Look at the binding, the spine, the crispness of the book jacket. The book designer is, like the writer, an artist. Most of us love the feel of a book in our hands. The weight, the shape, the construction. There is a bit of magic there, no denying.
Art is a pleasure-filled thing. Place yourself before a beautiful painting or run your hands over a well-crafted sculpture, and there is a sense of calm and appreciation that seems a part of our DNA. A book is no different. The writer pours heart and soul in the crafting of a story or the creation of a captivating character, and this is no different from the painter spending hours turning a blank canvas into an expression of emotion. Then that manuscript is entrusted to a man or woman who may or may not have any writing skill: the book designer. What they do have is a passion for seeing to the evolution of that manuscript into a finished book that does justice to the blood, sweat, and tears that the writer invested into the words.
The right font is like the right color. The right formatting is like the right brushstroke. Proofreading is like prepping the canvas. The perfect spine is like the perfect lighting. You get the idea.

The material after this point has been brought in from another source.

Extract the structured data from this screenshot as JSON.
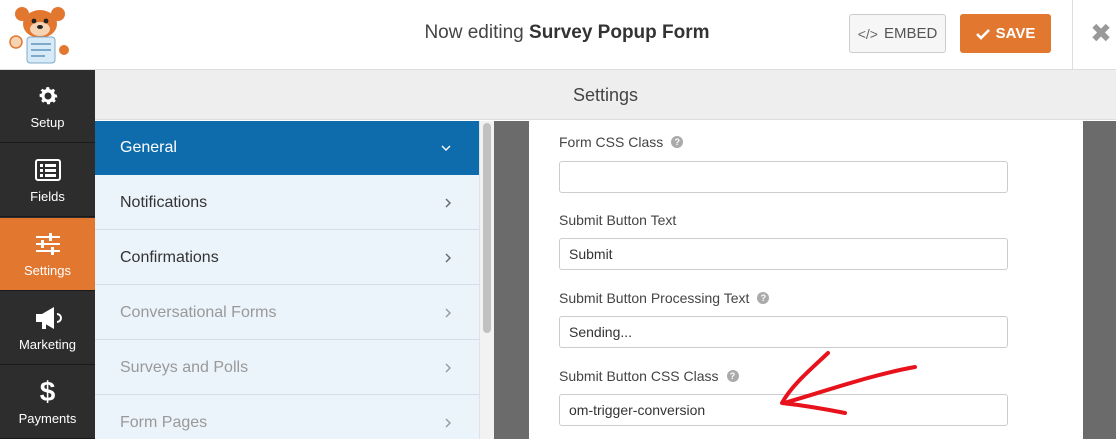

We’ve seen the introduction and proliferation of the Kindle and the ease with which a book can be displayed on an iPad or smartphone. Nothing wrong with this, except for the loss of what I consider a fine art: that of book design and the construction of something that fits perfectly in your hand or on your lap when you’re sitting in that comfortable chair at home or under an umbrella on the beach. Now that’s how to read a book, how to touch the many layers of art that go into a book, and the gift of writer and designer.